According to an April 2002 poll, some 85 percent of registered U.S. voters believe that government agencies, including the Defense Department, should have to follow the same laws as everyone else. Nevertheless, the Department proposed that Congress grant it sweeping exemptions from some of the nation's most important environmental and public health laws, including the Endangered Species Act, the Migratory Bird Treaty Act, the Marine Mammal Protection Act, the Clean Air Act, the Resource Conservation and Recovery Act and Superfund. During consideration of H.R. 4546, the defense authorization bill, the House Armed Services Committee rejected many of these requests but inserted provisions exempting the military from the Endangered Species Act and the Migratory Bird Treaty Act.

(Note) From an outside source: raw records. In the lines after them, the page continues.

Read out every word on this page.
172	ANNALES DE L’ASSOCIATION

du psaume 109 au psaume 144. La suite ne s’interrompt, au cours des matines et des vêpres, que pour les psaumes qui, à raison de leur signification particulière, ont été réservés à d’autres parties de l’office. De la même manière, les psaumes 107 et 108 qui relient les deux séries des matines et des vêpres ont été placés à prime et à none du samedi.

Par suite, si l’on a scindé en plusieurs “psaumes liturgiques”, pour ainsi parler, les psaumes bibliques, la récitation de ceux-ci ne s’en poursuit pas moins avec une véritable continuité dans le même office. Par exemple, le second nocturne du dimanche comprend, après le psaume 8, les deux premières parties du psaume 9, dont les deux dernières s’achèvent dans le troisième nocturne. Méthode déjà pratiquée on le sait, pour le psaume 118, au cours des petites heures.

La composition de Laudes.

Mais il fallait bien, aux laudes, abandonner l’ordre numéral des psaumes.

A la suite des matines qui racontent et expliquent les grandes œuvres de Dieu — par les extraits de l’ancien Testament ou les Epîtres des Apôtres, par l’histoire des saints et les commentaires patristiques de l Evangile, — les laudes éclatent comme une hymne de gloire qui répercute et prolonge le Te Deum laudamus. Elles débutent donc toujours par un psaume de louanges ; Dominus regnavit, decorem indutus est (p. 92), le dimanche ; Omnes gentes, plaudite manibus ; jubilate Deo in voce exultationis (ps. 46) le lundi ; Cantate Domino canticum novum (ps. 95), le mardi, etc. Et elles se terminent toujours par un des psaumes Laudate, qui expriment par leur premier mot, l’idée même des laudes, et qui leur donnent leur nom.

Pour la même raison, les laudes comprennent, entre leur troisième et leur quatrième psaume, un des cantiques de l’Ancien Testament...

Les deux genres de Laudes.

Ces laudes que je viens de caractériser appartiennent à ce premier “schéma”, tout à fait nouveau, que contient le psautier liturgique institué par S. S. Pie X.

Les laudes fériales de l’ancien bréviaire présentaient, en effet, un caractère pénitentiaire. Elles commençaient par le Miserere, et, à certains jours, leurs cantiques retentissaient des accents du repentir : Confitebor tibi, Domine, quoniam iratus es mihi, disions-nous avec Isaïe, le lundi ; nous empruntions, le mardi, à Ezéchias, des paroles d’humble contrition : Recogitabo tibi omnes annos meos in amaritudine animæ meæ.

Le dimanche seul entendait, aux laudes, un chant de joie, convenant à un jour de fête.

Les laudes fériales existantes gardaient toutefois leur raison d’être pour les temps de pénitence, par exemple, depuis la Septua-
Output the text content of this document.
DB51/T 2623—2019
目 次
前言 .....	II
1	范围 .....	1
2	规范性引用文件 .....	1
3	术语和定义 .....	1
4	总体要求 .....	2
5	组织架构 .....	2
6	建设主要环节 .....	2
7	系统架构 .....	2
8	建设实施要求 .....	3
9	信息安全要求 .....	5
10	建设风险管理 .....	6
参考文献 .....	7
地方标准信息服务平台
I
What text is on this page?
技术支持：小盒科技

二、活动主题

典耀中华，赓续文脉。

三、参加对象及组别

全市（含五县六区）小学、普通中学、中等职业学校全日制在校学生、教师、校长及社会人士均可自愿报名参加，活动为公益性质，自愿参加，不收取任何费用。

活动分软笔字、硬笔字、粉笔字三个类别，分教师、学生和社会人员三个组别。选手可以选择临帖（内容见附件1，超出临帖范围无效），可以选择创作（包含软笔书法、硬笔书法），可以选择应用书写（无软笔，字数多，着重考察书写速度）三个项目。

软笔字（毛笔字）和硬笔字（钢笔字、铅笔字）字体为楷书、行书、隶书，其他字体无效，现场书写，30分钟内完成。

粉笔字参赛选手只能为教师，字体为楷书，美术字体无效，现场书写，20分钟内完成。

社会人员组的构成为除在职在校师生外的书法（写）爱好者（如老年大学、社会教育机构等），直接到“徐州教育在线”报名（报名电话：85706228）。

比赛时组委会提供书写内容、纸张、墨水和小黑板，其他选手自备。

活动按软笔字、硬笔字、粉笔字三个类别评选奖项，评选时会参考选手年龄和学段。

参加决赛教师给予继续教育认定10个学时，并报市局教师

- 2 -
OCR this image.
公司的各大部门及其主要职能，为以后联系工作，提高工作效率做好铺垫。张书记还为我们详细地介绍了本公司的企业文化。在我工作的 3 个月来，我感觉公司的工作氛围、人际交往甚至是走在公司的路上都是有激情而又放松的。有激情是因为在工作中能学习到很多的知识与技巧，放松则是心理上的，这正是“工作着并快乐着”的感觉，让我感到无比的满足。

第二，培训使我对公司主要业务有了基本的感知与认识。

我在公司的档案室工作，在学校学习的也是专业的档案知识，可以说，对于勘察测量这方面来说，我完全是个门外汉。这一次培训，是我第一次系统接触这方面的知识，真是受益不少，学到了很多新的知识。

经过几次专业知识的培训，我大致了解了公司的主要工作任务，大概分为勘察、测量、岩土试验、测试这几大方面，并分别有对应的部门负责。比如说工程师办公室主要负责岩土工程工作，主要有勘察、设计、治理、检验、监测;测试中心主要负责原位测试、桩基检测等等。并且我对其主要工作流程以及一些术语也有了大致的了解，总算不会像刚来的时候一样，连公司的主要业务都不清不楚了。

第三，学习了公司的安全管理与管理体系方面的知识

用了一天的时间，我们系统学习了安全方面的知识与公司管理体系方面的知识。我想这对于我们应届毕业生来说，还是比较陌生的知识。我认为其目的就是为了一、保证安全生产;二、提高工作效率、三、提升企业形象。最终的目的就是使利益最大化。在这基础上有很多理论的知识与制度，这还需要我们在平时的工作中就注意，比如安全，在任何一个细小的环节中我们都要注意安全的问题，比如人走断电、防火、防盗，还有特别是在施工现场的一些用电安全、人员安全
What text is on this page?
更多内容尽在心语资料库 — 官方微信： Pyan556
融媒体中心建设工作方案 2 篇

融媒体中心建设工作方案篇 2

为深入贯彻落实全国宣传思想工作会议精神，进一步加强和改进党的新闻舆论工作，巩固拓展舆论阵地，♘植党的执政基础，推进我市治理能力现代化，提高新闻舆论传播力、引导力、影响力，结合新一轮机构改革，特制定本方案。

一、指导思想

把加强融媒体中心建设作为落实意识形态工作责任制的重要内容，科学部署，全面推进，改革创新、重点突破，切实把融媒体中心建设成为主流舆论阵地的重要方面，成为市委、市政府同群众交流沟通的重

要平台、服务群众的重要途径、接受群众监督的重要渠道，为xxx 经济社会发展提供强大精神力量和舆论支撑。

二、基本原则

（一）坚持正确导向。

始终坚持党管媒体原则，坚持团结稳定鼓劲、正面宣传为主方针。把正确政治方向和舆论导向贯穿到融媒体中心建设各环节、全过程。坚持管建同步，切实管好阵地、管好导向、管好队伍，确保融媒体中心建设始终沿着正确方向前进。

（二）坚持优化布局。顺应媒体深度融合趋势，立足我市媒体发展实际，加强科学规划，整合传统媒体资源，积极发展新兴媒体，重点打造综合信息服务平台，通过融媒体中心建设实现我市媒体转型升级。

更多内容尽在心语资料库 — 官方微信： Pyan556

These exemptions would eliminate vital protection for more than 300 federally listed threatened and endangered species living on Defense Department lands. They would also allow the Defense Department to kill migratory birds and destroy their nesting areas in the name of "military readiness activities," without any oversight, accountability or assessment of biological impacts. These exemptions are not only harmful but also unnecessary. For example, under the Endangered Species Act, the Secretary of Defense already has the authority to waive regulations, on a case-by-case basis, in the interest of national security.
The House bill also included a provision to reduce protections for pristine Utah wilderness lands administered by the Departments of Interior and Agriculture, allowing the Defense Department to build roads, close public access and deny water rights necessary to protect wildlife. Still another provision would override California state law to allow a four-lane toll road to be constructed through California's San Onofre State Beach Park.
To make matters worse, the rule for debate of the bill prohibited Representatives Nick Rahall (D-WV), Maurice Hinchey (D-NY), Frank Pallone (D-NJ) and Loretta Sanchez (D-CA) from introducing their proposed amendments on the House floor to strike the environmental exemptions. As a result, the vote on this particular rule became a de facto vote on the bill's environmental merits. On May 9, 2002, the House narrowly approved the rule by a vote of 216-200 (House roll call vote 136). NO is the pro-environment vote. The House then approved the authorizing bill by a 359-58 vote. The Senate defense authorization bill did not exempt the military from any environmental laws. At press time, the House and Senate had not come to agreement on the bill.